Pousak had previously retired in September 2011 from the Oak Park Department of Public Safety, where he had worked since 1987. He officially took over Greenville Department of Public Safety director duties on March 26, 2012, after Michael Stuck retired as director on Dec. 31, 2011.
Pousak was one of five finalists who went through an interview panel comprised of Bosanic, attorney James Mullendore, Montcalm County Sheriff Bill Barnwell and Montcalm County Prosecutor Andrea Krause. Pousak was hired at an annual salary of $78,000.
“It was a great opportunity,” Pousak told The Daily News. “The people I’ve worked with have just been fantastic. I enjoyed a good relationship with the community. I’ve been very fortunate. Everyone’s treated me very well.”
The Greenville Department of Public Safety director position is currently being advertised on the Michigan Municipal League website ( mml.org/classifieds). Applications for public safety director are being accepted until April 12. A salary of $70,000 to $80,000 is being offered.

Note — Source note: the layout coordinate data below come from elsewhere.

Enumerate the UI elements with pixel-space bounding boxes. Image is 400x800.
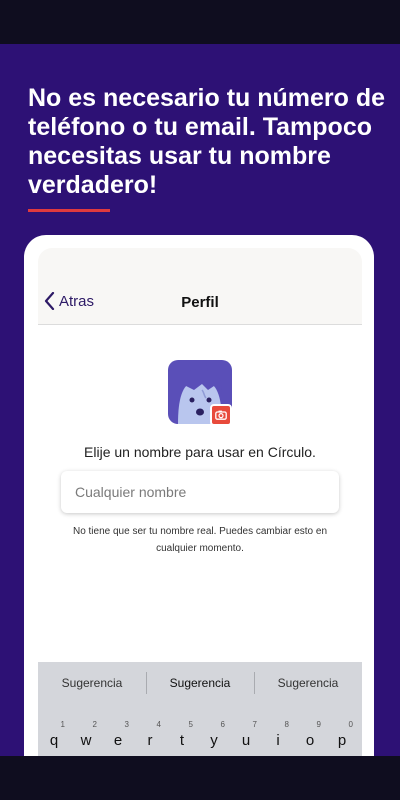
promo-headline: No es necesario tu número de teléfono o … — [28, 84, 386, 199]
camera-glyph-icon — [215, 410, 227, 420]
key-letter: t — [179, 732, 185, 749]
suggestion-2[interactable]: Sugerencia — [146, 662, 254, 704]
key-number: 8 — [284, 720, 289, 729]
accent-divider — [28, 209, 110, 212]
key-letter: w — [80, 732, 92, 749]
app-screen: Atras Perfil Elije un nombre para usar e… — [38, 248, 362, 756]
key-letter: i — [276, 732, 280, 749]
key-number: 2 — [92, 720, 97, 729]
key-number: 5 — [188, 720, 193, 729]
key-r[interactable]: 4r — [136, 720, 164, 756]
key-letter: y — [210, 732, 218, 749]
keyboard: 1q 2w 3e 4r 5t 6y 7u 8i 9o 0p — [38, 704, 362, 756]
key-o[interactable]: 9o — [296, 720, 324, 756]
key-letter: p — [337, 732, 347, 749]
key-q[interactable]: 1q — [40, 720, 68, 756]
key-number: 6 — [220, 720, 225, 729]
key-e[interactable]: 3e — [104, 720, 132, 756]
key-number: 3 — [124, 720, 129, 729]
key-u[interactable]: 7u — [232, 720, 260, 756]
navigation-bar: Atras Perfil — [38, 248, 362, 325]
key-p[interactable]: 0p — [328, 720, 356, 756]
suggestion-1[interactable]: Sugerencia — [38, 662, 146, 704]
key-number: 4 — [156, 720, 161, 729]
key-number: 9 — [316, 720, 321, 729]
key-i[interactable]: 8i — [264, 720, 292, 756]
keyboard-suggestion-bar: Sugerencia Sugerencia Sugerencia — [38, 662, 362, 704]
camera-icon[interactable] — [210, 404, 232, 426]
key-letter: u — [241, 732, 251, 749]
key-t[interactable]: 5t — [168, 720, 196, 756]
key-number: 7 — [252, 720, 257, 729]
key-letter: o — [305, 732, 315, 749]
key-number: 1 — [60, 720, 65, 729]
page-title: Perfil — [181, 294, 219, 311]
name-input[interactable] — [61, 471, 339, 513]
suggestion-3[interactable]: Sugerencia — [254, 662, 362, 704]
key-letter: q — [49, 732, 59, 749]
key-letter: r — [147, 732, 153, 749]
key-w[interactable]: 2w — [72, 720, 100, 756]
key-letter: e — [113, 732, 123, 749]
name-prompt: Elije un nombre para usar en Círculo. — [84, 444, 316, 460]
bottom-border — [0, 756, 400, 800]
key-y[interactable]: 6y — [200, 720, 228, 756]
key-number: 0 — [348, 720, 353, 729]
name-hint: No tiene que ser tu nombre real. Puedes … — [72, 526, 328, 554]
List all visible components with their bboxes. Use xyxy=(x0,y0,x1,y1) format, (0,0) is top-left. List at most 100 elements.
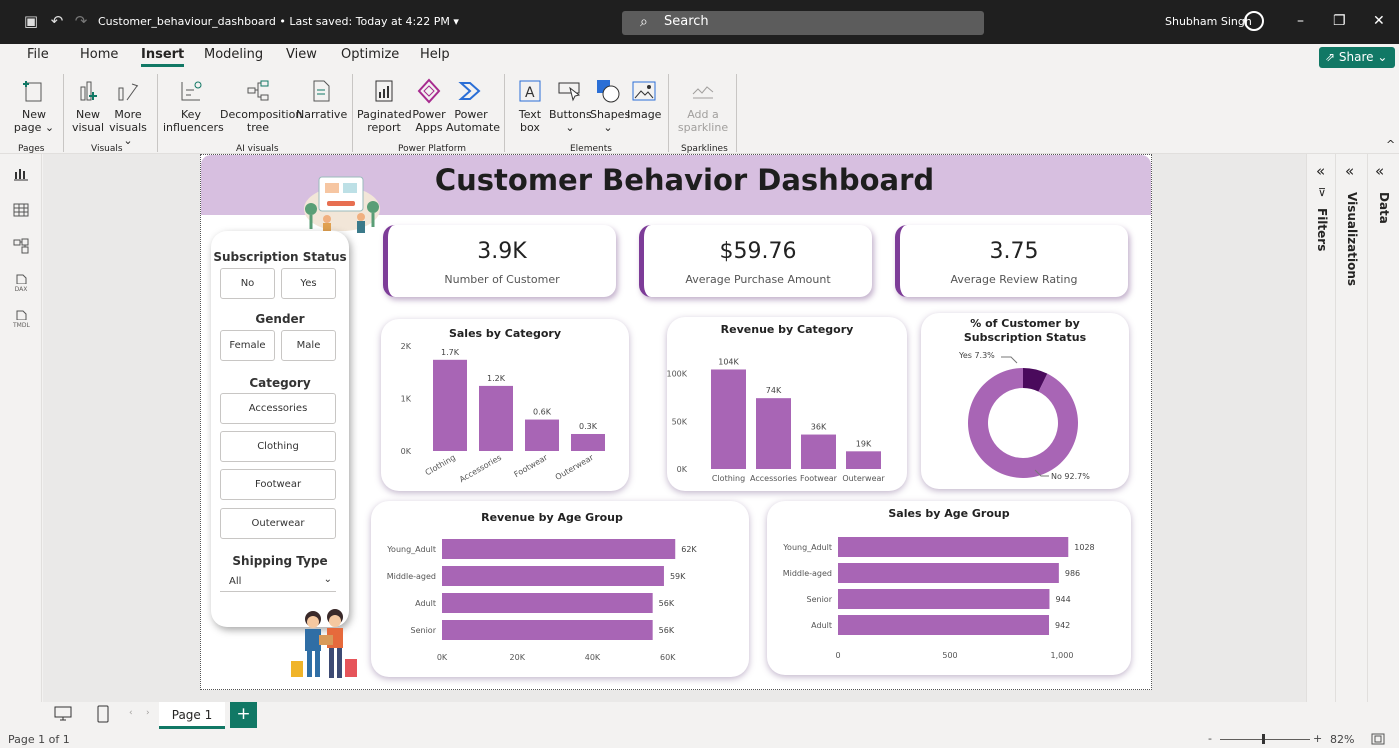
page-info: Page 1 of 1 xyxy=(8,733,70,746)
x-tick-label: 20K xyxy=(510,653,526,662)
subscription-option-yes[interactable]: Yes xyxy=(281,268,336,299)
subscription-donut-chart: Yes 7.3% No 92.7% xyxy=(958,351,1090,481)
table-view-icon[interactable] xyxy=(13,202,29,218)
zoom-slider-thumb[interactable] xyxy=(1262,734,1265,744)
category-option-clothing[interactable]: Clothing xyxy=(220,431,336,462)
category-option-outerwear[interactable]: Outerwear xyxy=(220,508,336,539)
menu-optimize[interactable]: Optimize xyxy=(341,47,399,62)
new-visual-label: New visual xyxy=(71,108,105,134)
filters-pane-collapsed[interactable]: ⊽ Filters xyxy=(1308,154,1336,702)
bar xyxy=(479,385,513,451)
new-page-button[interactable]: New page ⌄ xyxy=(12,78,56,134)
next-page-icon[interactable]: › xyxy=(146,708,150,718)
narrative-button[interactable]: Narrative xyxy=(296,78,347,121)
more-visuals-button[interactable]: More visuals ⌄ xyxy=(106,78,150,147)
desktop-layout-icon[interactable] xyxy=(54,706,72,722)
mobile-layout-icon[interactable] xyxy=(97,705,109,723)
decomposition-tree-button[interactable]: Decomposition tree xyxy=(220,78,302,134)
shapes-button[interactable]: Shapes ⌄ xyxy=(590,78,630,134)
revenue-by-category-chart: 0K 50K 100K 104K Clothing 74K Accessories 36K Fo… xyxy=(667,357,885,483)
menu-insert[interactable]: Insert xyxy=(141,47,185,67)
narrative-icon xyxy=(313,80,330,102)
gender-option-female[interactable]: Female xyxy=(220,330,275,361)
new-page-icon xyxy=(23,81,42,102)
page-tab[interactable]: Page 1 xyxy=(159,702,225,729)
sales-by-category-card[interactable]: Sales by Category 0K 1K 2K 1.7K Clothing 1.2K… xyxy=(381,319,629,491)
minimize-icon[interactable]: – xyxy=(1297,13,1304,29)
data-label: 0.6K xyxy=(533,408,552,417)
x-tick-label: 0 xyxy=(835,651,840,660)
subscription-option-no[interactable]: No xyxy=(220,268,275,299)
kpi-label: Number of Customer xyxy=(444,273,560,286)
share-button[interactable]: ⇗ Share ⌄ xyxy=(1319,47,1395,68)
kpi-value: $59.76 xyxy=(719,239,797,264)
menu-modeling[interactable]: Modeling xyxy=(204,47,263,62)
visualizations-pane-collapsed[interactable]: Visualizations xyxy=(1337,154,1368,702)
category-option-accessories[interactable]: Accessories xyxy=(220,393,336,424)
x-tick-label: 40K xyxy=(585,653,601,662)
key-influencers-button[interactable]: Key influencers xyxy=(163,78,224,134)
buttons-button[interactable]: Buttons ⌄ xyxy=(549,78,592,134)
gender-option-male[interactable]: Male xyxy=(281,330,336,361)
menu-help[interactable]: Help xyxy=(420,47,450,62)
text-box-button[interactable]: A Text box xyxy=(513,78,547,134)
zoom-in-icon[interactable]: + xyxy=(1313,732,1322,745)
buttons-label: Buttons ⌄ xyxy=(549,108,592,134)
menu-home[interactable]: Home xyxy=(80,47,118,62)
image-button[interactable]: Image xyxy=(627,78,661,121)
menu-view[interactable]: View xyxy=(286,47,317,62)
fit-to-page-icon[interactable] xyxy=(1371,733,1385,745)
prev-page-icon[interactable]: ‹ xyxy=(129,708,133,718)
bar xyxy=(571,433,605,451)
x-tick-label: Outerwear xyxy=(842,474,885,483)
undo-icon[interactable]: ↶ xyxy=(48,12,66,30)
zoom-out-icon[interactable]: - xyxy=(1208,732,1212,745)
revenue-by-category-card[interactable]: Revenue by Category 0K 50K 100K 104K Clothin… xyxy=(667,317,907,491)
tmdl-view-icon[interactable]: TMDL xyxy=(13,310,30,330)
save-icon[interactable]: ▣ xyxy=(22,12,40,30)
dashboard-title: Customer Behavior Dashboard xyxy=(434,163,935,197)
sales-by-age-card[interactable]: Sales by Age Group Young_Adult 1028 Middle… xyxy=(767,501,1131,675)
bar xyxy=(846,451,881,469)
kpi-card-rating[interactable]: 3.75 Average Review Rating xyxy=(895,225,1128,297)
x-tick-label: 0K xyxy=(437,653,448,662)
report-page[interactable]: Customer Behavior Dashboard Subscription… xyxy=(200,154,1152,690)
y-tick-label: 0K xyxy=(677,465,688,474)
close-icon[interactable]: ✕ xyxy=(1373,13,1385,29)
add-sparkline-label: Add a sparkline xyxy=(677,108,729,134)
kpi-card-purchase[interactable]: $59.76 Average Purchase Amount xyxy=(639,225,872,297)
slice-label: Yes 7.3% xyxy=(958,351,995,360)
data-pane-collapsed[interactable]: Data xyxy=(1369,154,1399,702)
redo-icon[interactable]: ↷ xyxy=(72,12,90,30)
document-title[interactable]: Customer_behaviour_dashboard • Last save… xyxy=(98,15,459,28)
new-visual-button[interactable]: New visual xyxy=(68,78,108,134)
zoom-slider[interactable] xyxy=(1220,739,1310,740)
report-view-icon[interactable] xyxy=(13,166,29,182)
kpi-card-customers[interactable]: 3.9K Number of Customer xyxy=(383,225,616,297)
subscription-donut-card[interactable]: % of Customer by Subscription Status Yes… xyxy=(921,313,1129,489)
share-icon: ⇗ xyxy=(1325,50,1339,64)
decomposition-tree-label: Decomposition tree xyxy=(220,108,303,134)
add-page-button[interactable]: + xyxy=(230,702,257,728)
bar xyxy=(801,434,836,469)
account-icon[interactable] xyxy=(1244,11,1264,31)
y-category-label: Middle-aged xyxy=(783,569,832,578)
paginated-report-button[interactable]: Paginated report xyxy=(357,78,412,134)
model-view-icon[interactable] xyxy=(13,238,29,254)
shipping-type-dropdown[interactable]: All ⌄ xyxy=(220,572,336,592)
power-automate-button[interactable]: Power Automate xyxy=(446,78,500,134)
collapse-ribbon-icon[interactable]: ^ xyxy=(1386,138,1395,151)
data-label: 36K xyxy=(811,423,827,432)
restore-icon[interactable]: ❐ xyxy=(1333,13,1346,29)
sales-by-age-chart: Young_Adult 1028 Middle-aged 986 Senior 944 Ad… xyxy=(782,537,1095,660)
search-box[interactable]: ⌕ Search xyxy=(622,11,984,35)
dax-query-view-icon[interactable]: DAX xyxy=(13,274,29,294)
add-sparkline-button[interactable]: Add a sparkline xyxy=(675,78,731,134)
data-label: 1.2K xyxy=(487,374,506,383)
revenue-by-age-card[interactable]: Revenue by Age Group Young_Adult 62K Middl… xyxy=(371,501,749,677)
category-option-footwear[interactable]: Footwear xyxy=(220,469,336,500)
ribbon: New page ⌄ New visual More visuals ⌄ Key… xyxy=(0,70,1399,154)
menu-file[interactable]: File xyxy=(27,47,49,62)
power-apps-button[interactable]: Power Apps xyxy=(410,78,448,134)
user-name[interactable]: Shubham Singh xyxy=(1165,15,1252,28)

“The successful candidate must possess strong leadership skills, knowledge and experience in modern police administrator/practices and the investigation and prevention of crime, progressive command experience, collaborative management style, excellent communication skills, experience in labor/management relations, be fiscally responsible with extensive knowledge of budget preparation and control, be certified as a public safety officer level 1 firefighter or be willing to become certified and enjoy working with the general public,” the job advertisement states.
The public safety director reports to the city manager and supervises 17 full-time public safety officers, 21 part-paid firefighters, 11 reserve police officers and three full-time civilian administrative staff. The public safety department’s budget for 2011-2012 was $1.5 million.